Okay, so here's an interesting question regarding web forums. Let's say you have a typical forum, such as the comments section on a blog, or whatnot. Viewers can post comments in response to either the initial blog post (in which case the post appears at the bottom of the list), or as replies to any previously existing comments (in which case the post appears below the comment they're replying to, indented). Nothing revolutionary, you've seen it on hundreds of websites before.

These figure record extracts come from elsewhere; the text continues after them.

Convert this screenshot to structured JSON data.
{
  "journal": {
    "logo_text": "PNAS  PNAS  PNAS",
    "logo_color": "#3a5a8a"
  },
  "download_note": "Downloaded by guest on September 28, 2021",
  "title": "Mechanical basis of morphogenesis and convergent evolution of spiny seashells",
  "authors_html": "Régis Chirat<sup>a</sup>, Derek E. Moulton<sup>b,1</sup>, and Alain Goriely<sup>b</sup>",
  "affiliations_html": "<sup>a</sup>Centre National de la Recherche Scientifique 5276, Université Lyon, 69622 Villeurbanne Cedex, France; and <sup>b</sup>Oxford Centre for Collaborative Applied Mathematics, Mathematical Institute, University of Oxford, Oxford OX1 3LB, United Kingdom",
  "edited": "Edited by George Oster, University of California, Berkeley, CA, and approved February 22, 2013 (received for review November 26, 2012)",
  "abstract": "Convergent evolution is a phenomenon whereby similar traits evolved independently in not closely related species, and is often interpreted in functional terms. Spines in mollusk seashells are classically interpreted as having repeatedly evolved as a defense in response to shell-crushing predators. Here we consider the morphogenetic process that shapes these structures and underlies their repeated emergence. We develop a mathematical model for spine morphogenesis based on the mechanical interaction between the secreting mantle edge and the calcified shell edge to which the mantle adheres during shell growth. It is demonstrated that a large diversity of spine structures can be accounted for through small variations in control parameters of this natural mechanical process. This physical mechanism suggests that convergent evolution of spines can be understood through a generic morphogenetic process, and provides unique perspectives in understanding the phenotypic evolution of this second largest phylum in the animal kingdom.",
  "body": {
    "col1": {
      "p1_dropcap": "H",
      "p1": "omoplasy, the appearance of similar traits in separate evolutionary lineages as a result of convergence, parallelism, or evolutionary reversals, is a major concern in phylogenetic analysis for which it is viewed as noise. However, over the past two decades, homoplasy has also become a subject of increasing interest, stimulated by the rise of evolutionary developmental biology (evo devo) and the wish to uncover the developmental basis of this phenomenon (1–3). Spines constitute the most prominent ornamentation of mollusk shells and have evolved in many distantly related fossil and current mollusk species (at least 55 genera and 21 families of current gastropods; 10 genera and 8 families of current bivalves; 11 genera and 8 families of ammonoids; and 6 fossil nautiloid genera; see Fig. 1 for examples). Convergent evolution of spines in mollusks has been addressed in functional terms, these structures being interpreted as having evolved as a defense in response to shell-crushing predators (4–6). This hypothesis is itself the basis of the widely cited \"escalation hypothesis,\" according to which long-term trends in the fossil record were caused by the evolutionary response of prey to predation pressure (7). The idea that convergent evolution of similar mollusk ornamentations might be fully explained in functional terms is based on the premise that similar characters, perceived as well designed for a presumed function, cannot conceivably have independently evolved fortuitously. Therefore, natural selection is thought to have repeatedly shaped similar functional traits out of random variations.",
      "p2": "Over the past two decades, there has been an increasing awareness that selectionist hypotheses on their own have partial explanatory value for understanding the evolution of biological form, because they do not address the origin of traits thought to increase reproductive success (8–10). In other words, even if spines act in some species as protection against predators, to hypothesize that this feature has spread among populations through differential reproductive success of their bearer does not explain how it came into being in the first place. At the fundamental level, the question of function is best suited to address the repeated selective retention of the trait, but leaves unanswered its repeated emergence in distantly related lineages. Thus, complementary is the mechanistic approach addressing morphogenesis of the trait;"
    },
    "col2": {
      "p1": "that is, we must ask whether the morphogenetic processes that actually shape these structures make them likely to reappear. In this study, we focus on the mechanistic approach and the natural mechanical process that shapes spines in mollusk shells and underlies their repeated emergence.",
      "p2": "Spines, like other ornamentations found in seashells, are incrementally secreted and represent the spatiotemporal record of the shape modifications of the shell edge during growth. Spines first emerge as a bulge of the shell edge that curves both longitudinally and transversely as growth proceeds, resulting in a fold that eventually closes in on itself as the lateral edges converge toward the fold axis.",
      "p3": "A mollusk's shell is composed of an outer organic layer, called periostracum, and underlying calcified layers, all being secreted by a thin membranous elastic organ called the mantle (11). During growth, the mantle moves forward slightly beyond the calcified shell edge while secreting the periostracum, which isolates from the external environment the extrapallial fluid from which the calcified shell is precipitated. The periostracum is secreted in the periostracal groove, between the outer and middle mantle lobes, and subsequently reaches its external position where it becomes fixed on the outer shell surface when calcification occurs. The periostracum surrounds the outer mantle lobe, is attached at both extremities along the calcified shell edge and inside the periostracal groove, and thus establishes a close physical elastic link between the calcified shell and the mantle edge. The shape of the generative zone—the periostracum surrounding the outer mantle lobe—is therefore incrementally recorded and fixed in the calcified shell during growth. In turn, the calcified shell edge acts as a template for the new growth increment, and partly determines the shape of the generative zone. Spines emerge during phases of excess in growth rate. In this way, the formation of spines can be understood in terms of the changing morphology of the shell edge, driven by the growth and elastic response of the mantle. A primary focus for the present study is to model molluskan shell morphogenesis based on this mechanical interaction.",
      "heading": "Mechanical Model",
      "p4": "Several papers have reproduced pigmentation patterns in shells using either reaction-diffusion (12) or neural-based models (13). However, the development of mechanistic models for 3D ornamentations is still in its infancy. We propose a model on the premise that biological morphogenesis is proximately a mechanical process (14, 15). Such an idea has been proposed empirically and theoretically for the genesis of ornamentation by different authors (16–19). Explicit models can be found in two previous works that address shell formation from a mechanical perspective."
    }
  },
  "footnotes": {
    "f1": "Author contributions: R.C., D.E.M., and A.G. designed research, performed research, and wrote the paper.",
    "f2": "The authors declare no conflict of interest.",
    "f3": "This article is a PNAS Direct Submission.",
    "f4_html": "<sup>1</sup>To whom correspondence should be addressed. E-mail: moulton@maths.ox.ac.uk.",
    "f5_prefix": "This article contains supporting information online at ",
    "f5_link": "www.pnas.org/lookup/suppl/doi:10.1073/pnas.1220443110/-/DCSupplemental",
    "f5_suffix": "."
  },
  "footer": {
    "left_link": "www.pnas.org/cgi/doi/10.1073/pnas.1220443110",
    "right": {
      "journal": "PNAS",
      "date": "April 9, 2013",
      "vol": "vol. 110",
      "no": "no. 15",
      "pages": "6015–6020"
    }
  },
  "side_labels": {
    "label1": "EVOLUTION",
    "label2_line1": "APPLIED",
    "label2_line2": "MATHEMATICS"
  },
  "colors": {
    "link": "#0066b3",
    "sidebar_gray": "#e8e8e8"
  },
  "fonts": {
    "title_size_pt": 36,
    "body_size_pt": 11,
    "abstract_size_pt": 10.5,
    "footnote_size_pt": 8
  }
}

Here's the question. After N comments have been posted, how many topologically unique arrangements can there be for the comments in the forum? What I mean is, if you were to look at the shape of the posts in the thread (ignoring their content and time of posting), how many unique arrangements can there be? This means that for 3 posters, A, B, and C, the following cases are equivalent:
A A
└─B └─C
C B
So for N = 3, the total number of arrangements is 5:
A A A A A
B B └─B ├─B └─B
C └─C C └─C └─C
If it weren't for the topologically unique restriction, the answer would be simply f(N-1) * N, or N!. For N < 3, this actually holds; f(0) = f(1) = 1, and f(2) = 2. The first poster has no choice of where to post, and the second can reply to either the initial blog or to the first poster. But from then on, it gets more complicated. f(3) would be 3! or 6 if it weren't for that duplicate case. For higher N's, there are more and more equivalent cases. Can anyone come up with a simple formula that will cover this for any N?
The anser is the Catalan number $C(n)=\frac{(2n)!}{n!(n+1)!}$, which is also "the number of ordered rooted trees with $n$ nodes, not including the root" (cf. OEIS). Here, the not included root is "the forum itself".